Es para que conste qué día llegó; porque su fecha de partida es incierta.
Hace dos semanas esta colombiana voló como turista a Cancún y se dirigió a la frontera norte de México, hasta la zona en Baja California donde abruptamente acaba el muro de nueve metros ordenado construir por Donald Trump, para cruzar a Estados Unidos, entregarse a las autoridades y solicitar asilo.
Y hoy le tocará pernoctar bajo el cielo raso y con un viento que corta en este pedazo de desierto californiano, a medio camino entre San Diego y Calexico, a kilómetros del poblado más cercano —Jacumba— y de cualquier carretera asfaltada.
Así lo hacen a diario desde mayo un promedio de 500 migrantes a la espera de que los recojan para que sus casos sean procesados.
No es un centro de detención oficial, sino una especie de sala de espera informal de un sistema saturado, según explicaciones de la misma Oficina de Aduanas y Protección Fronteriza (CBP). Pero marcharse sería considerado delito federal.

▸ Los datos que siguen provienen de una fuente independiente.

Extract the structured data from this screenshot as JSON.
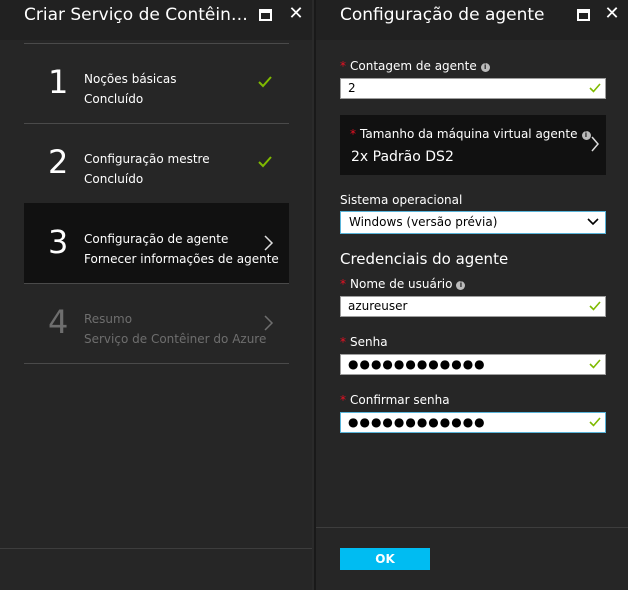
{
  "left_blade": {
    "title": "Criar Serviço de Contêiner d...",
    "maximize_icon": "maximize-icon",
    "close_icon": "close-icon",
    "steps": [
      {
        "number": "1",
        "title": "Noções básicas",
        "subtitle": "Concluído",
        "state": "complete"
      },
      {
        "number": "2",
        "title": "Configuração mestre",
        "subtitle": "Concluído",
        "state": "complete"
      },
      {
        "number": "3",
        "title": "Configuração de agente",
        "subtitle": "Fornecer informações de agente",
        "state": "active"
      },
      {
        "number": "4",
        "title": "Resumo",
        "subtitle": "Serviço de Contêiner do Azure",
        "state": "disabled"
      }
    ]
  },
  "right_blade": {
    "title": "Configuração de agente",
    "agent_count": {
      "required_mark": "*",
      "label": "Contagem de agente",
      "value": "2"
    },
    "vm_size": {
      "required_mark": "*",
      "label": "Tamanho da máquina virtual agente",
      "value": "2x Padrão DS2"
    },
    "os": {
      "label": "Sistema operacional",
      "selected": "Windows (versão prévia)"
    },
    "credentials_title": "Credenciais do agente",
    "username": {
      "required_mark": "*",
      "label": "Nome de usuário",
      "value": "azureuser"
    },
    "password": {
      "required_mark": "*",
      "label": "Senha",
      "value": "●●●●●●●●●●●●"
    },
    "confirm_password": {
      "required_mark": "*",
      "label": "Confirmar senha",
      "value": "●●●●●●●●●●●●"
    },
    "ok_label": "OK"
  },
  "colors": {
    "accent": "#00bcf2",
    "check_green": "#7fba00",
    "required_red": "#e81123",
    "focus_border": "#59b4d9",
    "panel_bg": "#262626"
  }
}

“Nos dejaron en medio de la más absoluta nada, sin ningún recurso”, se lamenta la joven enfermera, frotándose las manos para sacudirse el frío. “Y quién sabe hasta cuándo. Hay gente que ha pasado hasta cinco días aquí”.
Campamentos sin infraestructura
Lo llaman Camp Willow y es uno de los tres asentamientos de ese tipo en la zona.
Aunque para ser un campamento tendría que haber una infraestructura mínima.
Y lo único que se encuentra entre los matorrales, la tierra árida y las rocas metamórficas típicas de este paisaje son dos baños portátiles provistos por las autoridades estadounidenses que se vacían una vez por semana y media docena de tiendas de campaña rosadas donadas por organizaciones que abogan por los derechos de los migrantes.